Charlie Mitchell: Words from the City of Grants Pass

It is a difficult task at best to determine the economic benefit of the arts to our economy. This is in part due to the fact that as an industry and an activity, it is still yet relatively new and difficult to define and quantify. At this stage, most of the arts’ benefits tend to be somewhat intangible and tertiary. This does not mean, however, the benefits are insignificant. It just means that we need to begin doing a better job of quantifying the benefits and the impacts of the arts on our community and our economy.

Despite all of this, or perhaps because of it, I offer the following as a short and non-exhaustive list of the importance and benefits of the arts locally.

Question: What business-sponsored event draws droves of locals and others to our downtown monthly, and is still increasing in popularity, even after over 10 years of existence?
Answer: First Friday Art Night.

Question: In an attempt to draw more tourists into the community in the “shoulder” fall season, what activity did the City’s Tourism Advisory Committee choose to center its new fall festival around when it formed the event in 2003?
Answer: the arts; as in Art Along the Rogue. (now the largest event of its kind in the Northwest)

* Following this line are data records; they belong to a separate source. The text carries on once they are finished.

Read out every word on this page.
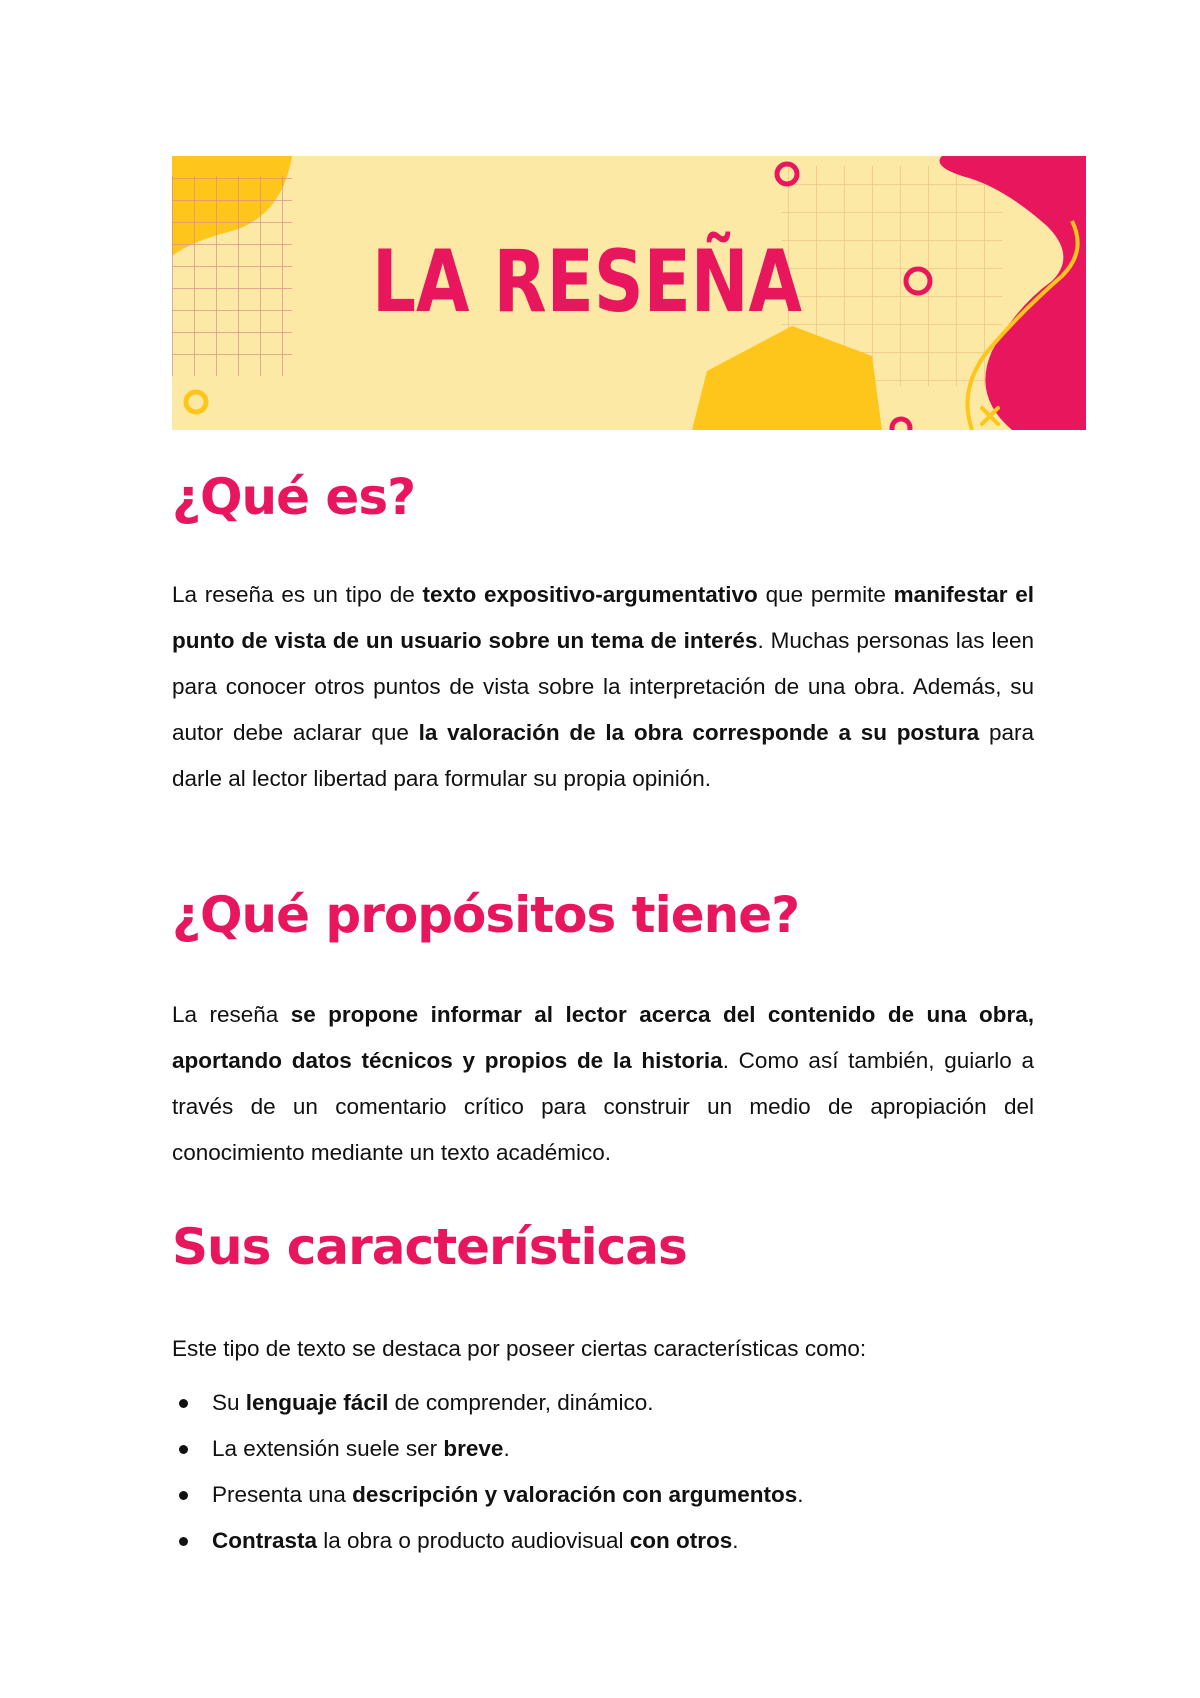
LA RESEÑA
¿Qué es?

La reseña es un tipo de texto expositivo-argumentativo que permite manifestar el punto de vista de un usuario sobre un tema de interés. Muchas personas las leen para conocer otros puntos de vista sobre la interpretación de una obra. Además, su autor debe aclarar que la valoración de la obra corresponde a su postura para darle al lector libertad para formular su propia opinión.

¿Qué propósitos tiene?

La reseña se propone informar al lector acerca del contenido de una obra, aportando datos técnicos y propios de la historia. Como así también, guiarlo a través de un comentario crítico para construir un medio de apropiación del conocimiento mediante un texto académico.

Sus características

Este tipo de texto se destaca por poseer ciertas características como:

Su lenguaje fácil de comprender, dinámico.
La extensión suele ser breve.
Presenta una descripción y valoración con argumentos.
Contrasta la obra o producto audiovisual con otros.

Question: What event has propelled the popularity, respect, credibility and name recognition of local artists to unprecedented levels?
Answer: Bear Fest.

Question: What vision has been bringing community leaders together who normally “don’t run in the same circles?”
Answer: The commercial bronze foundry project and the RCC Art Works and Arts Quad campaigns.

Question: What fledgling youth-oriented performing arts movement has risen up from obscurity to local fame in a few short years?
Answer: Connect-The-Dots.

Richard Florida, in his book, “The Rise of the Creative Class,” defines a recipe for the economic success of communities, based on cities’ abilities to grow and attract “creative” professionals, a somewhat broadly defined subset of workers. The arts are by nature a creative industry, but the arts are really more of a means than an end, more of a catalyst of community change than an independent industry. The arts can change the way a community looks at itself and can change the way outsiders view the community. Florida asserts that a city’s creative quotient equates to economic success. He says, “Certain things will always attract creative people: strong music and film scenes, good architecture, a high quality of life in general.”